Kaine may be a fresh face in the Senate, but he is an old hand in Virginian and Democratic politics.  He’s served as Mayor of Richmond, Governor of Virginia, was high on President Obama’s short list for the VP slot in 2008, and is coming off a stint as chair of the Democratic National Committee.
The crux of Tim Kaine’s term in office will be how he balances his campaign as a bipartisan who hopes to change the dynamic in Washington with the partisan expectations that come with having served as the leader of the DNC.
His moderate credentials may soon be tested in congressional conflicts, most immediately in the current debate on gun control.  As a self-proclaimed “strong supporter” of the Second Amendment, Kaine may find himself on the opposite side of the aisle from many of his Democratic colleagues.
Kaine’s predecessor, Jim Webb, who is retiring from national politics after one term in the Senate, was a moderate Democrat with similar positions on most issues. Virginia’s current senior senator, Mark Warner, is also a former Democratic governor of the state. Kaine certainly deserves a place in this continuum of political elites from the Old Dominion. Kaine has said he intends to work closely with Warner in the Senate, and that he shares with his fellow former governor a centrist attitude with something important to offer at the federal level. Kaine and Warner will have to push harder for compromise than in past years, however, to stem the tide of partisan brinksmanship and strict party-line votes.

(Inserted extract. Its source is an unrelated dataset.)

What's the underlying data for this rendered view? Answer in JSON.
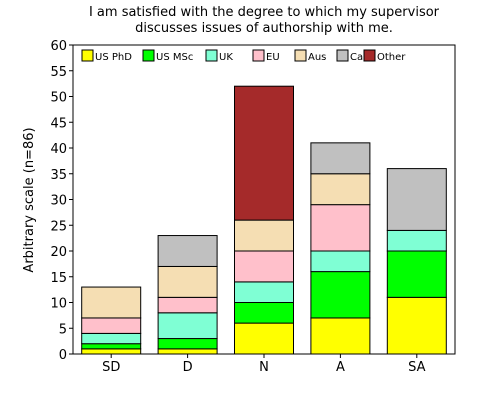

Warner leads the bipartisan Gang of Six in the Senate, and was applauded by President Obama for his work across the aisle, but from the debt ceiling to the fiscal cliff, members of Congress have been looking to the likes of Reid, McConnell, Pelosi and Boehner rather than to their peers in the rank-and-file.
With congressional deals marked by partisan negotiation between party leaders and the White House rather than the committee process within the legislature, senators who campaigned as bridge-builders could find themselves losing relevance.  Kaine admits in a video thanking supporters after his victory that the 113th Congress will have to do better than the infamous 112th.
So what will Kaine bring to Washington? In terms of new policy initiatives, one could say its unclear.  He is expected to reinforce current bipartisanship efforts, but he didn’t run on a hot-button issue. Though his election was contentious, he avoided a destructive swing too far from the center.
It can be useful then to describe Kaine as characterizing one of the conflicts intrinsic to representative politics: disparities between successful strategies at the national and the state level.  His moderate views and commitment to bipartisanship have helped him triumph in a closely divided Southern swing state, but Virginia’s prominence in national politics may lead to clashes in the future with the more liberal wing of the Democratic Party and the party’s standard bearer in the White House. The upcoming debates on gun control, as well as the opportunity for bipartisan dialogue in the spending debate, will offer insight into where Kaine will fall in the future.